Renick and his wife moved to this town 20 miles from downtown Fort Collins two months ago, one of the thousands of new residents who have exploded Timnath’s population from just hundreds less than a decade ago to around 8,000 today.
Topgolf director of real estate development Scott Wetterling, one of the company representatives taking pointed questions from residents Monday, told The Denver Post the company is in the “preliminary stages” of planning its moves in Timnath.
“It’s a great up-and-coming community and we want to be a part of it,” he said.
Will Welch, project manager for Ladera, said the potential ballot measure changing the town charter to limit fence heights in Timnath is an example of “super bad land use planning.”
“It undermines the normal development processes,” he said. “All of these things are in place to get things done.”
The area alongside I-25, Welch said, “is an ideal location for commercial development.” It keeps traffic confined to the interstate corridor and out of neighborhoods. Timnath Town Manager Aaron Adams said the Ladera site “is designated as employment/regional commercial in our comprehensive plan.”
“The primary uses intended for this area are designated for community/destination retail, employment, entertainment and civic,” Adams said.
The developer, he said, would have to conduct environmental impact studies prior to any shovels going in the ground.
Colorado has three Topgolf venues, in Colorado Springs, Centennial and Thornton.
But the company hasn’t always gotten a warm reception from communities concerned about bright lighting and loud music. Topgolf locations feature dozens of hitting bays that come with a seating area where customers can eat and drink. All golf balls contain microchips that trace the flight path of the ball and can instantly show performance data on overhead TVs.

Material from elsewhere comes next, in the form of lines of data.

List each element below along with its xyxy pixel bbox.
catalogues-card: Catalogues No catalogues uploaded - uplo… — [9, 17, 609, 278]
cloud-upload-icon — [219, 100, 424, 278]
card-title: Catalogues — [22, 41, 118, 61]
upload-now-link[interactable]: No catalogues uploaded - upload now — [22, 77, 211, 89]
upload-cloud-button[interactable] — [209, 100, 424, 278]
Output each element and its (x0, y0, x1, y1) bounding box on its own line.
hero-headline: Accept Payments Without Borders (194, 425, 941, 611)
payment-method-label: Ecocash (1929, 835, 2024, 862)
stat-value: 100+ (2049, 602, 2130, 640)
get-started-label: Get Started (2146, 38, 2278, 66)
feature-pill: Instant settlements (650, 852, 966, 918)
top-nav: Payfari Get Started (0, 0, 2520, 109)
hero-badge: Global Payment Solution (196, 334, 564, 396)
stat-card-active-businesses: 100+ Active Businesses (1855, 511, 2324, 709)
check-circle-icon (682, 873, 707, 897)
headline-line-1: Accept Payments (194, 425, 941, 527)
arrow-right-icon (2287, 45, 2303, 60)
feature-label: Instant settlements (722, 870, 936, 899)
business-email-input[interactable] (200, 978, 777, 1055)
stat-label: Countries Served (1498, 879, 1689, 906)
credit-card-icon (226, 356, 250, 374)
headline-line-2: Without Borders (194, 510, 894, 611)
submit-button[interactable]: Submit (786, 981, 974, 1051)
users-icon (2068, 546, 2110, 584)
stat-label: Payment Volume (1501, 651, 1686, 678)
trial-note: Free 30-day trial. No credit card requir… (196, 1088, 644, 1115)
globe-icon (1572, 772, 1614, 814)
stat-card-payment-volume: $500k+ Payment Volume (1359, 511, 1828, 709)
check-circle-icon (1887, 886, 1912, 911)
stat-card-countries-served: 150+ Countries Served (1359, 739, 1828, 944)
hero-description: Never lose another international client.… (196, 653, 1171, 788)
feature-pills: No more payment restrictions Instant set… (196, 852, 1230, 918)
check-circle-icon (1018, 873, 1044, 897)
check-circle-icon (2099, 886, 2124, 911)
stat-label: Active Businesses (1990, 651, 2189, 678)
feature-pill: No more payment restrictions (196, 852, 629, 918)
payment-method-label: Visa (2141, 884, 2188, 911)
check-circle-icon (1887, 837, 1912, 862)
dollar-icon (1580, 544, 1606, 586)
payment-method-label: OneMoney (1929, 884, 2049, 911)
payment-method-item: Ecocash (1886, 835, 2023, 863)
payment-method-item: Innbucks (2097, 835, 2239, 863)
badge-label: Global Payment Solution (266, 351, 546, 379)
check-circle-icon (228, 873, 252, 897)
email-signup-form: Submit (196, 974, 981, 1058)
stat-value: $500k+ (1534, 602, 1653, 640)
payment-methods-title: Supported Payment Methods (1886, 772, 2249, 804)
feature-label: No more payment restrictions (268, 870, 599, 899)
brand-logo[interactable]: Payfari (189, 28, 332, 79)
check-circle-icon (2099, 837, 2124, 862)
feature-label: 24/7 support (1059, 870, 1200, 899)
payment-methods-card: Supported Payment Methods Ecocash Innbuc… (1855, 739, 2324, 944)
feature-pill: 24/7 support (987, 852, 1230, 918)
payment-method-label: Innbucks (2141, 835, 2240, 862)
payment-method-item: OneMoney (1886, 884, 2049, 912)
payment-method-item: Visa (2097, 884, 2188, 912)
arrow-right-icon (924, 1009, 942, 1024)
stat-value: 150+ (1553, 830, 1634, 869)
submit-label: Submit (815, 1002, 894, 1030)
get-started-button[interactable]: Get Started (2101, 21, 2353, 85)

In 2016, Topgolf hit a roadblock in Thornton when its first proposed location ran into neighborhood opposition and spurred a lawsuit. The company chose a site farther north on I-25 and debuted in 2019. It opened its third location in the state in 2021, alongside I-25 in Colorado Springs.
Opponents must gather 651 signatures of registered voters over the next 90 days to get the measure on a special election ballot. The election would likely happen this spring or summer.
Jenkins said the approach he and other Topgolf opponents in Timnath are taking to the project — with a proposed limit on fence heights in town — could prove useful to other communities with reservations about such an entertainment venue in their midst, or who would accept one but in a different location.
“If we can collect necessary signatures and get it passed, we’ll be a model for how to deal with Topgolf when they want to put a facility in a place that is inappropriate,” he said.